Toute activité, tout comportement portant atteinte à la pudeur y sont strictement interdits.
Article 20 : L’usage libre et gratuit par le public constitue la destination principale des plages au même titre que leur affectation aux activités de pêche et de cultures marines.
Article 21 : Les concessions de plage ne peuvent être accordées ou renouvelées au profit des collectivités locales qu’après enquête publique de l’administration maritime.
Elles doivent prévoir la libre circulation sur la plage et le libre usage pour le public d’un espace formant une largeur significative le long de la mer.
Article 22 : La collectivité locale concessionnaire peut céder tout ou partie de ses droits d’exploitation à un sous-traitant.
Article 23 : L’autorité maritime compétente peut conclure avec des collectivités locales des contrats autorisant la réalisation et l’exploitation de ports de plaisance publics sur le domaine public maritime
Article 24 : L’autorité maritime compétente peut conclure avec une personne publique ou privée un contrat autorisant la soustraction de terrains à l’action des flots par opérations d’assèchement ou par la construction de digues.
Ce contrat, qualifié de concession d’endigage, a pour objet de transférer au concessionnaire la gestion des terrains gagnés sur les flots
Titre IV : De la redevance
Article 25 : L’occupation du domaine public maritime donne lieu à la perception de redevances annuelles perçues d’avance et dont les taux par mètre carré sont fixés par la loi de finances.
En cas de non paiement à l’échéance fixée, le titulaire de l’autorisation ou son représentant est mis en demeure.

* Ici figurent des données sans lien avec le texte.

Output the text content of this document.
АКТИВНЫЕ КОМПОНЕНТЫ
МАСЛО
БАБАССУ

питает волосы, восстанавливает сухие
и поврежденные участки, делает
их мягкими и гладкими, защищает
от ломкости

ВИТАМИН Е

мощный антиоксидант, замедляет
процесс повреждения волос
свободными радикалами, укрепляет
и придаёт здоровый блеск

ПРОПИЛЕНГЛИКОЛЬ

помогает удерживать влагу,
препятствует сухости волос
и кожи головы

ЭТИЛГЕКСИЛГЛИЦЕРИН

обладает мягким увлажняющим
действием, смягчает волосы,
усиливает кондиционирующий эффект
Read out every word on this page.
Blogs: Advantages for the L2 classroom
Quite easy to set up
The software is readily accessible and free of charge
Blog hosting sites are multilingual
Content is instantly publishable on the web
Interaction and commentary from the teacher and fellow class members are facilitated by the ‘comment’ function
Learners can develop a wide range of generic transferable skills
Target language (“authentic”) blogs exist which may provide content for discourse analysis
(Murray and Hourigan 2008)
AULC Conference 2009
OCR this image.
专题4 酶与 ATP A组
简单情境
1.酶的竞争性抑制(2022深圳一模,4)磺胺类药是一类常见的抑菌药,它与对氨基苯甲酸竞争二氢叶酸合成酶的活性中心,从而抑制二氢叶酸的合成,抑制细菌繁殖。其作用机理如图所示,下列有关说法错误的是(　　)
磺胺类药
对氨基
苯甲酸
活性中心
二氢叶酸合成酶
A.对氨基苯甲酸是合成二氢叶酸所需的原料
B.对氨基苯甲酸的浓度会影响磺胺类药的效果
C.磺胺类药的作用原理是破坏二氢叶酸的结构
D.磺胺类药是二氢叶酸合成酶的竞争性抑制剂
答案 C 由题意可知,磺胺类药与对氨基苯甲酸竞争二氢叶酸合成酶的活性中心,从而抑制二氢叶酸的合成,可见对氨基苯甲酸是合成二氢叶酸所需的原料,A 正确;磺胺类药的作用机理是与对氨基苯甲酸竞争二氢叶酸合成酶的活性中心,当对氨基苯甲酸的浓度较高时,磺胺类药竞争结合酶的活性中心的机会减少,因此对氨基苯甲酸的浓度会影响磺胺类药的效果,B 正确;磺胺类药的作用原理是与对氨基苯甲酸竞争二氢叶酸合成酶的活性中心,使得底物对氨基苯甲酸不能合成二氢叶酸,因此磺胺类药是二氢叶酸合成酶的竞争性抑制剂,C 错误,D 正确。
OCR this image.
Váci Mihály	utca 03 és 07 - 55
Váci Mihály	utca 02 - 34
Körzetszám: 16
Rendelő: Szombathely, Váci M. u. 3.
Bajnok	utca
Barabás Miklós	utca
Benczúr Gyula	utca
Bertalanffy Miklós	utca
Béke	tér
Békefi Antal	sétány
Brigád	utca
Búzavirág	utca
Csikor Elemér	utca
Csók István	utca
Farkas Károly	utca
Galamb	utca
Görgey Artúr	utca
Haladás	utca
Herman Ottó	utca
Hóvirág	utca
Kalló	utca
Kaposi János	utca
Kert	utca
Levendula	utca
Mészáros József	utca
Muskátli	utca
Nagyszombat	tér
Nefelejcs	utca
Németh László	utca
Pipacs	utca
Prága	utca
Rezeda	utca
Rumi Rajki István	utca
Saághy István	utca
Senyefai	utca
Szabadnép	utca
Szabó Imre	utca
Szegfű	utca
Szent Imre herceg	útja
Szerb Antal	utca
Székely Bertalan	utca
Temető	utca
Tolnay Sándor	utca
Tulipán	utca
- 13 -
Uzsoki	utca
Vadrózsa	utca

Il est déchu de ses droits trois mois suivant sa mise en demeure et la redevance reste due à l’Administration.
Article 26 : Tout changement des taux fixés par la loi de finances donne lieu à une révision des redevances.
La redevance nouvelle entre en vigueur un mois après sa notification et est opposable aux occupants par le seul fait de leur occupation continue du domaine public maritime.
En cas de refus de la nouvelle redevance, le titulaire de l’autorisation n’a droit à aucune indemnité même pour cause d’amortissement incomplet.
Titre V : Des sanctions
Article 27 : Les infractions aux règles d’occupation du domaine public maritime sont punies ainsi qu’il suit :
- en matière d’occupation temporaire, une amende de cent mille à un million de francs CFA ;
- s’agissant des concessions, une amende de un million à vingt millions de franc CFA.
En cas de récidive, ces peines sont portées au double.
Article 28 : Tout contrevenant aux dispositions de la présente loi est astreint à la remise des lieux à leur état naturel ’i
Titre VI : Des dispositions diverses et finales
Article 29 : Les autres modalités des autorisations d’occupation sont fixées par le cahier des charges ou le contrat d’occupation.
Article 30 : La présente loi, qui abroge toutes dispositions antérieures contraires, notamment celles de la loi n°14/63 du 8 mai 1963 susvisée, sera enregistrée, publiée et exécutée comme loi de l’Etat.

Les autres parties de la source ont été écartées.